Devant eux s’ouvrait l’autoroute urbaine déserte, bordée de buildings détruits, noirs et sinistres.
— Le Ring, annonça Jocelyn.
Il se terminait par le sempiternel barrage de vieux pneus, de blockhaus en sacs de sable et de soldats nerveux. Quatre barrages encore avant qu’ils ne s’arrêtent dans une rue étroite, en face d’un hôtel particulier blanc d’où sortait de la musique pop.
— Ils ont de la lumière, eux, remarqua Malko.
L’absence à peu près totale d’éclairage public accentuait le côté tragique des ruines, et l’atmosphère oppressante des rues désertes. Jocelyn leva le bras et Malko aperçut un gros câble noir tendu en travers de la rue.
— Ils se débrouillent, annonça la Libanaise, ils piquent de l’électricité sur une clinique qui a un groupe. Serge sait y faire … Venez.
D’autorité, elle prit la main de Malko et le guida dans un sentier sombre serpentant dans un jardin en friche, laissant Mona trébucher derrière eux. Un valet noir comme de l’anthracite, impeccablement sanglé dans une tenue blanche, leur ouvrit la porte d’un hall de marbre, décoré comme une villa hollywoodienne. Débarrassée de son vison, Jocelyn enveloppa Malko d’un regard gourmand et lança à la cantonade :
— Je crois que nous allons passer une excellente soirée.
La musique venait de la pièce voisine.
Apparemment, la guerre civile n’était pas venue à bout du goût de vivre des Libanais.
Mona révéla une jupe jaune, des bas noirs et ses escarpins bleus. Elle pénétra dans le salon d’une démarche balancée permettant de faire admirer une chute de reins à damner le plus sage des ascètes.
Malko s’arrêta sur le pas de la porte. Dans le premier de trois salons en enfilade, meublés de grands canapés, de poufs, tous occupés par une cohue joyeuse, une énorme table croulait sous un buffet somptueux. Jamais on ne se serait cru dans une ville en guerre. Les femmes rivalisaient de bijoux et d’élégance, les hommes n’étaient pas en reste. Tout ce petit monde riait, dansait, flirtait et surtout, buvait … Trois Noirs semblables à celui qui leur avait ouvert la porte, circulaient avec des plateaux d’argent chargés de bouteilles, remplissant inlassablement les verres. Par contre les meubles, style Farouk XIV, étaient tout simplement atroces. Du doré, du bois sculpté, nacré, travaillé outrageusement.

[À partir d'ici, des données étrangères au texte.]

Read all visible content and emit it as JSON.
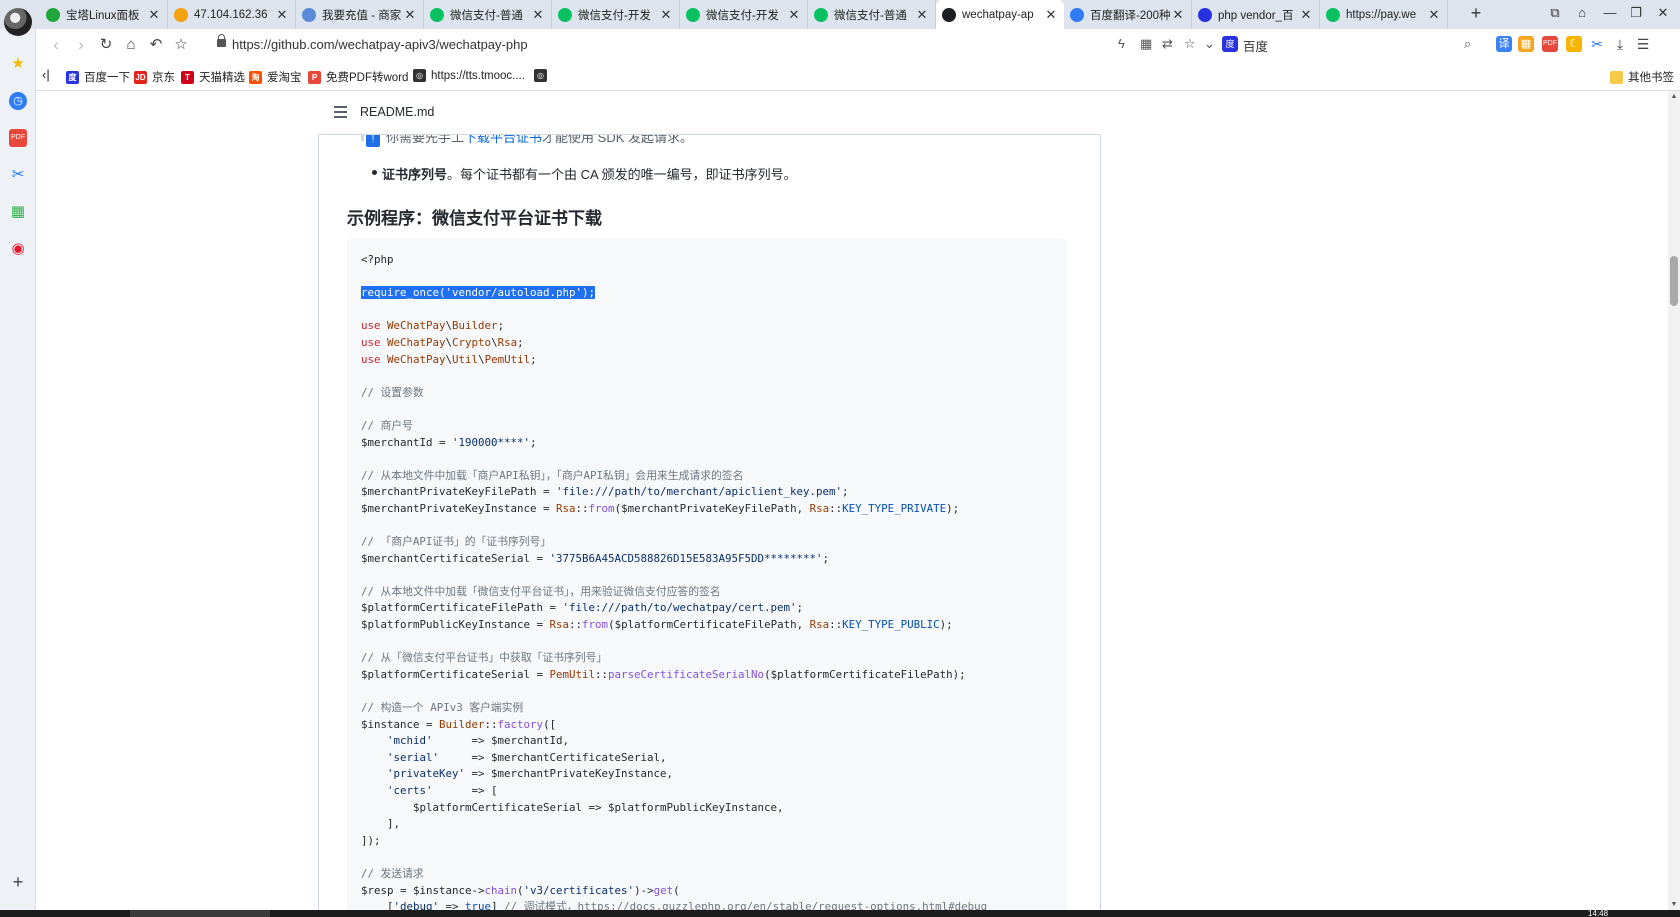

Un grand jeune homme aux cheveux frisés de pâtre grec s’agitait tout seul dans une sorte de danse arabe, au milieu du premier salon, pour la plus grande joie d’un paquet de jolies filles qui l’encourageaient en claquant dans leurs mains.
Apercevant Jocelyn et Malko, il se précipita sur eux, baisant la main de la jeune femme et lançant une œillade assassine à Malko. La vraie folle, les yeux soulignés par une fine ligne de kohl …
— Bienvenue dans ma modeste demeure ! minauda-t-il. Pardonnez-nous, la fête a déjà commencé.
Il virevolta, reprit sa danse. Mona était déjà vautrée sur les genoux d’un grand brun qui caressait distraitement sa cuisse gainée de noir. Jocelyn se fit verser un demi-litre de J & B dans un verre de cristal.
— Vodka, demanda Malko.
Le Noir n’en avait pas. Jocelyn entraîna Malko dans la pièce voisine. Une alcôve servait de bar. C’était hallucinant : des centaines de bouteilles étaient entassées sur des étagères : une pour la Stolitchnaya, une pour le J & B, sans parler des cartons de Moët et Chandon, d’un assortiment complet de cognacs. Jocelyn versa à Malko une rasade de Stolitchnaya à étendre raide un cosaque. Elle-même avait déjà très sérieusement entamé son J & B.
Elle sourit, montrant les stocks :
— À Beyrouth, il faut être prêt à soutenir un siège. Serge est prudent.
— Que fait-il ?
— Décorateur. Il passe sa vie à refaire des appartements qui sont aussitôt détruits par des bombardements. Les gens s’accrochent, ils ne veulent pas vivre dans les gravats. Alors, Serge travaille beaucoup. Comme il est un peu honteux de gagner autant d’argent avec ça, il le claque dans des fêtes. Et puis, ici, on ne sait jamais de quoi le lendemain sera fait …
Malko l’observait. Sa bouche était soulignée de deux plis amers, elle semblait tendue, comme un félin aux aguets, avec une lueur dure dans ses prunelles noires. Une corde à violon, qui pouvait aussi bien grincer que chanter harmonieusement. Elle buvait son J & B méthodiquement, par petites gorgées, comme on avale une potion. Quand son verre fut vide, elle en attrapa un autre sur un plateau qui passait.
— À propos, demanda Malko, vous avez eu les informations que …
Elle se tourna, vive comme un chat dont on a marché sur la queue.
— Plus tard ! Je n’ai pas envie de parler business maintenant. Cela ne changera rien. Profitons-en, c’est une nuit calme. Ils ne nous ont envoyé que quelques obus.
— C’est tous les soirs ainsi ?
Les coins de sa bouche s’abaissèrent.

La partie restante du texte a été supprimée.